Room for improvement
The replacement virtual-host multiplexer (Pound) feels simple, good, and
necessary, in the sense that nothing like it is included with the OS.
The replacement web server (Lighttpd) feels simpler and better, by far
— I understand what it’s doing, my users finally have full
administrative control over their own sites, and unlike Apache, this
configuration doesn’t require extra system resources — but NetBSD
does include a web server, the one I experimented with in Step 4. If
bozohttpd did a few more things, then “Replace Lighttpd with
Bozohttpd” would be a refactoring, one that could be followed
immediately by “Remove Dependency (on Lighttpd)”.

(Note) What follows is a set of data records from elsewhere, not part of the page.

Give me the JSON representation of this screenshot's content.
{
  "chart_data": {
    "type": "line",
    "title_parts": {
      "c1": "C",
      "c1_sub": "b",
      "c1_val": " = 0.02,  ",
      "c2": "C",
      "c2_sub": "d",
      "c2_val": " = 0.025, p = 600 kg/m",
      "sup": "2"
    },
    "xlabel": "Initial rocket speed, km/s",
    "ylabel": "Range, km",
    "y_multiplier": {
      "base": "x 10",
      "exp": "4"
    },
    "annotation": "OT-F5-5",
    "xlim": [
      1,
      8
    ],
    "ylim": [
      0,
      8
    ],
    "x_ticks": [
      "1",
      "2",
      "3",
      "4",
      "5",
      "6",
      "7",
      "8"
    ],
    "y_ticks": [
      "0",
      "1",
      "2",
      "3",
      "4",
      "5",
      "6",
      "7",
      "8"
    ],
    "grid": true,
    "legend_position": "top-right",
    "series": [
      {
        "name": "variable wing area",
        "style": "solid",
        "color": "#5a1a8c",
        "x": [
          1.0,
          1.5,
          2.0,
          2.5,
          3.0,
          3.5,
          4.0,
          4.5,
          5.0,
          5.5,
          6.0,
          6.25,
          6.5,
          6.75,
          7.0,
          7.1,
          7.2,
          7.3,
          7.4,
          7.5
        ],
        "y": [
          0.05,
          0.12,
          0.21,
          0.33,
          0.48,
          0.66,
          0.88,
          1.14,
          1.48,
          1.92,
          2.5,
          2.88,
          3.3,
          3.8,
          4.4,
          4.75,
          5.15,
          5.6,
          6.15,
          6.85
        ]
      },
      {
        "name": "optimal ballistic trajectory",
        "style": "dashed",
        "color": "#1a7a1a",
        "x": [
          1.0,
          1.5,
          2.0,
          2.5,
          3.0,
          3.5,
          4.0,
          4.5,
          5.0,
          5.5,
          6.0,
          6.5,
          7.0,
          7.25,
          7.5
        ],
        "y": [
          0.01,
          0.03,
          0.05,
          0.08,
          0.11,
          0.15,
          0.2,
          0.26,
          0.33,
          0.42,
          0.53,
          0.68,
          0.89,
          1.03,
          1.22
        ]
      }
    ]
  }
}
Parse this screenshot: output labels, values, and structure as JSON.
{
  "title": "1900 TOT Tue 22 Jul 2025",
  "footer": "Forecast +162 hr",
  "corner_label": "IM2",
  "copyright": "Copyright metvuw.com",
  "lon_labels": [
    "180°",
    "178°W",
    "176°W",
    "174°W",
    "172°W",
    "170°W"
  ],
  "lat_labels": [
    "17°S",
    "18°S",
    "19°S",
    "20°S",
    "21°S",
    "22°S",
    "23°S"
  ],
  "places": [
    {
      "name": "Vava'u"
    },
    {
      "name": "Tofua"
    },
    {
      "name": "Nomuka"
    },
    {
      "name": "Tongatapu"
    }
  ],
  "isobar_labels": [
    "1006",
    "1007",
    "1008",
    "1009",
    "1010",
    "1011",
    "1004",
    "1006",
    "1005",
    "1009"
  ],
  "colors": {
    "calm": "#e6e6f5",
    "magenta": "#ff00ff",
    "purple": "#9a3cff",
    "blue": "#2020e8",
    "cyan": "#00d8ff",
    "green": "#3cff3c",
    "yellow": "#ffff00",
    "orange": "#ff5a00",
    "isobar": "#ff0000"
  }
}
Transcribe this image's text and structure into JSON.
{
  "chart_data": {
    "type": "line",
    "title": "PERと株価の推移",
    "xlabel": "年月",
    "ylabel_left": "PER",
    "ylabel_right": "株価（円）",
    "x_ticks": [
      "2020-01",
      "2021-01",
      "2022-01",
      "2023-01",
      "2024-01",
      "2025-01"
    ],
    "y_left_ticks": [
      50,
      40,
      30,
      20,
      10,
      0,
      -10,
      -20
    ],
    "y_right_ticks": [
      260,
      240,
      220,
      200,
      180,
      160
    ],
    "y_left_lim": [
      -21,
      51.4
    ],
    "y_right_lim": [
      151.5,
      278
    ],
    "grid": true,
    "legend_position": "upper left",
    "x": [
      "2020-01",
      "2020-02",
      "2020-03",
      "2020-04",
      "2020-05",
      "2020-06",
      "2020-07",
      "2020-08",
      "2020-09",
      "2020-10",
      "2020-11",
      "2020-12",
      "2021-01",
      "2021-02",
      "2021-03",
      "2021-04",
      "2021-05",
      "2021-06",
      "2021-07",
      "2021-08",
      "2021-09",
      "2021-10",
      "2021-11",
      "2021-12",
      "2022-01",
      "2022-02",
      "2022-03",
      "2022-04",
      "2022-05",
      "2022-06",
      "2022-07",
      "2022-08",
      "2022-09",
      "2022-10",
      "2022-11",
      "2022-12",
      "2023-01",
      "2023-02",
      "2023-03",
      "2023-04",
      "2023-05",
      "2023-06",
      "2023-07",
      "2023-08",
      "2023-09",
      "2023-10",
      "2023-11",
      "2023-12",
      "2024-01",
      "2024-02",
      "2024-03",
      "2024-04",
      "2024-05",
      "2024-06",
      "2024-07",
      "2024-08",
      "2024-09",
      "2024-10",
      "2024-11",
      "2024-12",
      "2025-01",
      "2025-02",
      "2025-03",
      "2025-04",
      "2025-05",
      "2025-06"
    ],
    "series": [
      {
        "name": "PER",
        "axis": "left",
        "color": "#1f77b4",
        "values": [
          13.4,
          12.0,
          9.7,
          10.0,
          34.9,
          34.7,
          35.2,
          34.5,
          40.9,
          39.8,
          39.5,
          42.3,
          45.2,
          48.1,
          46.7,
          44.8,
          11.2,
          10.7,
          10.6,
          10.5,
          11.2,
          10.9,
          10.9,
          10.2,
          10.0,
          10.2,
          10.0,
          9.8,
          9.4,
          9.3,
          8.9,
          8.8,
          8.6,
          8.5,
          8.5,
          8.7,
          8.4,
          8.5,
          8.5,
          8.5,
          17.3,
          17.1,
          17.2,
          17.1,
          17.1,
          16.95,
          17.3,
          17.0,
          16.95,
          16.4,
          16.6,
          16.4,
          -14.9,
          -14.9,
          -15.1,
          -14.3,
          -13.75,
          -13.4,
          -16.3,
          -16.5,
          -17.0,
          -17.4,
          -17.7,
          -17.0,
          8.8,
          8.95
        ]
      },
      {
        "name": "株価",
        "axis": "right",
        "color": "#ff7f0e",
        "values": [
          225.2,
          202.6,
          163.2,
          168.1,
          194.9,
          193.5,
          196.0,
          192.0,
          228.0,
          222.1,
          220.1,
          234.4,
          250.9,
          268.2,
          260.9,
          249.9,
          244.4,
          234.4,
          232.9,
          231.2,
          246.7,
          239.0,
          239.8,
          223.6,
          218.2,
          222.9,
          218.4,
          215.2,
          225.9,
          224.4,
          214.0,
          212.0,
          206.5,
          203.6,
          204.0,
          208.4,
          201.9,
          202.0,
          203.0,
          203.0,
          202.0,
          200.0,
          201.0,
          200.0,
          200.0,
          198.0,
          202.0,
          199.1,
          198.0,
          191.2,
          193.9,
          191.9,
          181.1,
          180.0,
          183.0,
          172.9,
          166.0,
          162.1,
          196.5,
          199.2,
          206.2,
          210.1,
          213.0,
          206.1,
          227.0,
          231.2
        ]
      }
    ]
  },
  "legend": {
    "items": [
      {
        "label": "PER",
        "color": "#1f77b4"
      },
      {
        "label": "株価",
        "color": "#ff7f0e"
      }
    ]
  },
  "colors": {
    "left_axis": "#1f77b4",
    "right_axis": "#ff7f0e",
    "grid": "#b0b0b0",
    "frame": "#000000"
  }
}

In some kind of cosmic coincidence, next week I’ll be joining a project
that’s being developed primarily in C. Hacking on
bozohttpd will be
good practice. Here’s the incremental sequence of features awaiting my
next increment of time and attention, perhaps on tomorrow’s
- Optionally log to a file (instead of
- Optionally log more information (say, in Apache’s “combined” format)
- Optionally specify a proxy or proxies that can pass an
X-Forwarded-Forheader whose contents we’ll use as the true client source address (for logs, access control decisions, etc.)
Since I believe I’ll be able to stop, I’ll be able to start. It might not be terribly long before I have more progress to share.